Senti(n)do


Alguma coisa apertou um botão em mim, e eu, que até então não achei que fosse um robô, me pus num processo estranho, num processo de falar sem pensar muito. É como o efeito inebriante do álcool que vai tirando nossos filtros a cada miligrama que é consumido pelo nosso corpo.

Esse processo é estranho, porque todas às vezes que me coloquei diante desta tela com fundo branco, com essa fonte de cor preta, era porque tinha algo a dizer. Ou acreditava ter algo a dizer. Para quem estava dizendo ? Sinceramente, não sei. Pesquisava e pesquisava, lia e relia, tinha um cuidado redobrado com a gramática e a ortografia _ bom, pelo menos o quanto eu conheço dela.

Mas dessa vez é diferente, essa verborragia está mais para um processo catártico. Estou descontando neste teclado algo que não sei direito o que é. Talvez um psicanalista pudesse me ajudar a compreender melhor essa minha atitude aparentemente sem sentido.
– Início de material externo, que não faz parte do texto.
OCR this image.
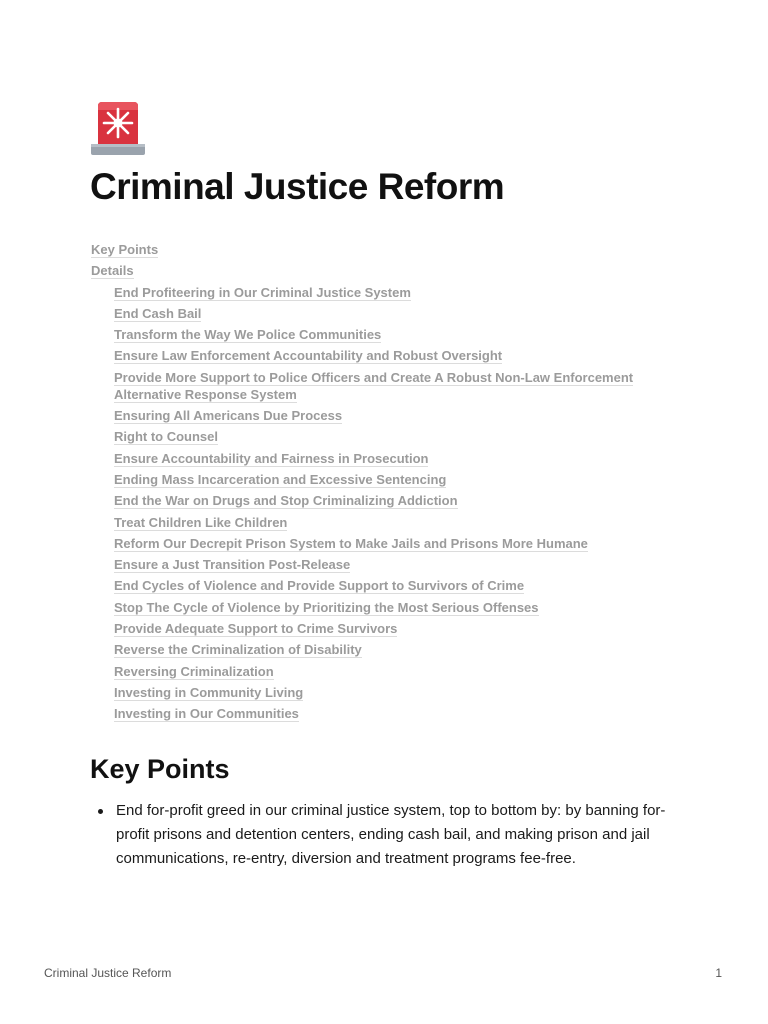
Criminal Justice Reform
Key Points
Details
End Profiteering in Our Criminal Justice System
End Cash Bail
Transform the Way We Police Communities
Ensure Law Enforcement Accountability and Robust Oversight
Provide More Support to Police Officers and Create A Robust Non-Law Enforcement Alternative Response System
Ensuring All Americans Due Process
Right to Counsel
Ensure Accountability and Fairness in Prosecution
Ending Mass Incarceration and Excessive Sentencing
End the War on Drugs and Stop Criminalizing Addiction
Treat Children Like Children
Reform Our Decrepit Prison System to Make Jails and Prisons More Humane
Ensure a Just Transition Post-Release
End Cycles of Violence and Provide Support to Survivors of Crime
Stop The Cycle of Violence by Prioritizing the Most Serious Offenses
Provide Adequate Support to Crime Survivors
Reverse the Criminalization of Disability
Reversing Criminalization
Investing in Community Living
Investing in Our Communities
Key Points
End for-profit greed in our criminal justice system, top to bottom by: by banning for-profit prisons and detention centers, ending cash bail, and making prison and jail communications, re-entry, diversion and treatment programs fee-free.
Criminal Justice Reform	1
Sentido. Sentido é algo que a gente parece sempre buscar para essa vida, que faz muito sentido ser sem sentido. Felizmente ou infelizmente não compactuo do pensamento mágico daqueles que veem uma espécie de teleologia na vida, quero dizer, que acham que a vida tem uma finalidade, que ela cumpre algum objetivo que algo metafísico, e somente esse algo metafísico, pode explicar.
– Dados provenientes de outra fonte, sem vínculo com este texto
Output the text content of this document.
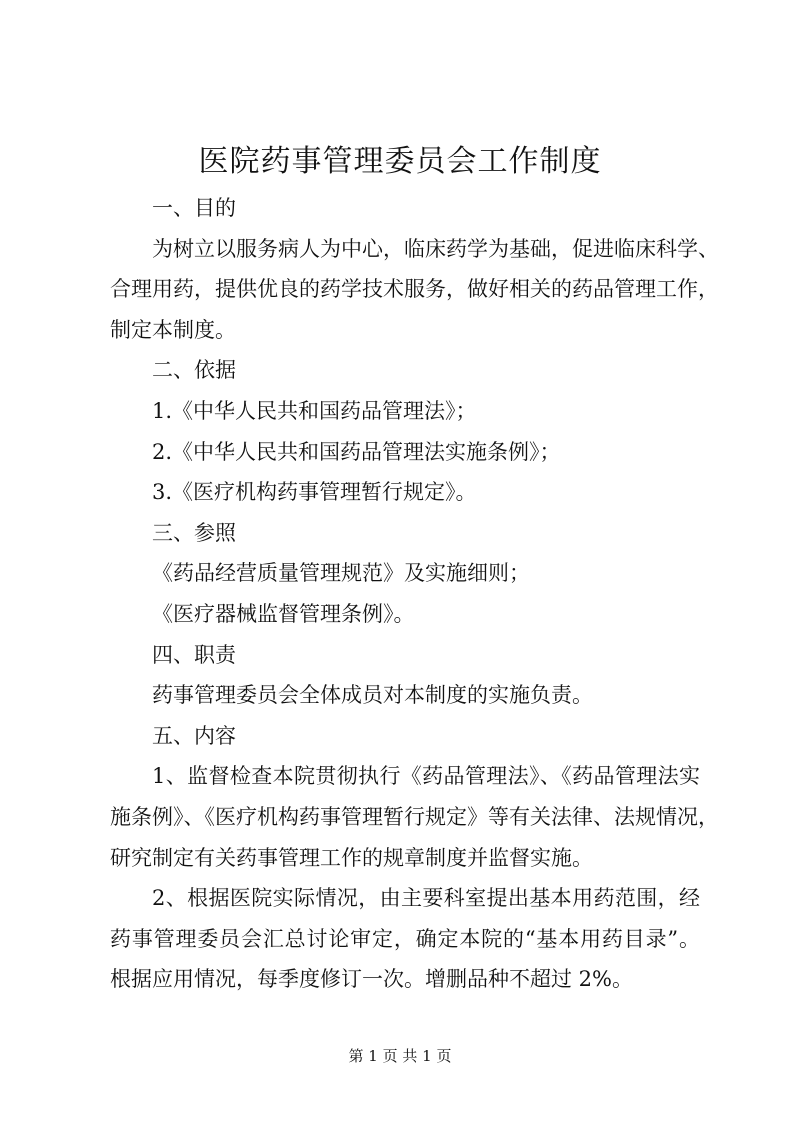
医院药事管理委员会工作制度

一、目的

为树立以服务病人为中心，临床药学为基础，促进临床科学、

合理用药，提供优良的药学技术服务，做好相关的药品管理工作，

制定本制度。

二、依据

1.《中华人民共和国药品管理法》；

2.《中华人民共和国药品管理法实施条例》；

3.《医疗机构药事管理暂行规定》。

三、参照

《药品经营质量管理规范》及实施细则；

《医疗器械监督管理条例》。

四、职责

药事管理委员会全体成员对本制度的实施负责。

五、内容

1、监督检查本院贯彻执行《药品管理法》、《药品管理法实

施条例》、《医疗机构药事管理暂行规定》等有关法律、法规情况，

研究制定有关药事管理工作的规章制度并监督实施。

2、根据医院实际情况，由主要科室提出基本用药范围，经

药事管理委员会汇总讨论审定，确定本院的“基本用药目录”。

根据应用情况，每季度修订一次。增删品种不超过 2%。

第 1 页 共 1 页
Não convencido disso, me sinto obrigado pela força do absurdo, aquele do qual fala Camus, agir como Sísifo e ficar empurrando a maldita pedra para o alto do morro, esperar essa maldição rolar abaixo, voltar, e empurrá-la de volta, por t-o-d-a minha vida, e ainda tentar acreditar que talvez seja algo pelo qual valha a pena viver.

Talvez o sentido da vida não seja chegar a lugar algum, seja apenas caminhar olhando para o sol _ não olhando diretamente, porque ferra as vistas _ desejando chegar até ele, mesmo sabendo da impossibilidade disso acontecer. Até porque, se chegar até o sol, morreria instantaneamente.
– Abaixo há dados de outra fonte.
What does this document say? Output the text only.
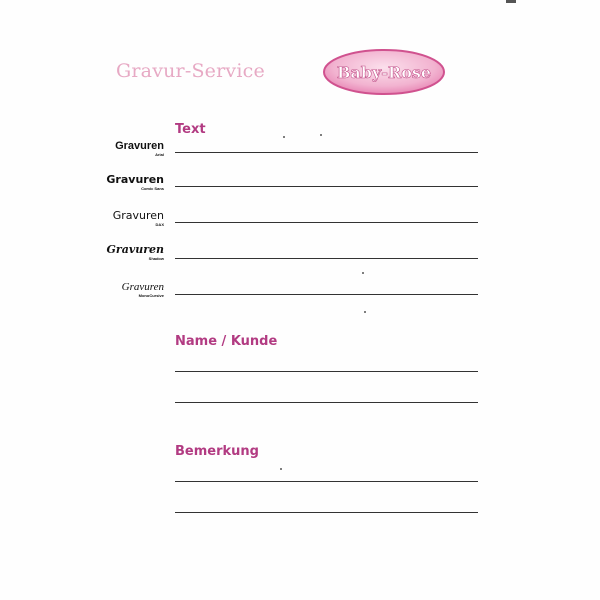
Gravur-Service	Baby-Rose
Text
Gravuren
Arial
Gravuren
Comic Sans
Gravuren
DAX
Gravuren
Shadow
Gravuren
MonoCursive
Name / Kunde
Bemerkung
O sentido da vida pode ser estar neste desejo de metamorfose ambulante, de constante transformação, de ser o rio de Heráclito, e ser devir, de vir-a-ser a todo momento.

Enquanto chove lá fora, eu poderia desejar ser as gotas de chuvas que estavam no céu, correr para o asfalto, adentrar o esgoto, dar um rolê pelos canos, falar um oi para os esquecidos ratos e baratas, cair no rio poluído da cidade, me purificar (me encher de cloro) na estação de tratamento altamente confiável, e voltar para a torneira da casa da dona Maria, que está pingando num balde vermelho desbotado a anos (a água torneira, e não a dona) e que seu único filho nunca vai para arrumar, e evaporar do balde, e voltar para as nuvens do céu.

O sentido da vida pode ser esse fluxo, esse eterno retorno, mas cada retorno diferente um do outro, e não aquela coisa sem graça proposta pelo filósofo do martelo com seu daemon pessoal. O sentido poderia ser uma vida refletida, uma vida absorta em pensamentos, ou quem sabe uma vida preso nas cavernas, observando as sombras e dando as costas para o mundo real.

O sentido pode estar nos desejos, que assim que são realizados morrem, e assim temos que plantar, regar e colher desejos o tempo todo _ como uma espécie de condenação a geração de carma perpétuo. Ou quem sabe o sentido está no ganho de potência, de estar alegre o tempo todo, e no fim ser escravo dessa forma desvirtuada de felicidade. Ou o sentido está no amor ao próximo, ao sacrifício das próprias vontades em benefício daqueles que mais cedo ou mais tarde, lhe serão ingratos e te deixarão pelo caminho.

Não há caminhos fáceis, não existem soluções universais, não existem receitas, não importa o quanto digam os livros de autoajuda _ que como ouvi falar por aí, só ajudam a quem os escrevem. Tudo o que se sabe _ e que se deveria saber _ é que nada se sabe. O pouco que se sabe, é como um pequeno farolete sobre uma pequena porção de água no oceano.

E não adianta muito ficar desesperado, agarrando-se as paredes, encolhendo-se em posição fetal sob o chuveiro. Viver e ter noção de sua finitude, de sua efemeridade, de seu fim, da sua morte, é mais que apenas ter consciência, é um ato de coragem. Estamos condenados a viver, ainda que não necessariamente sejamos tão livres quanto gostaríamos _ se é que gostaríamos de tal responsabilidade.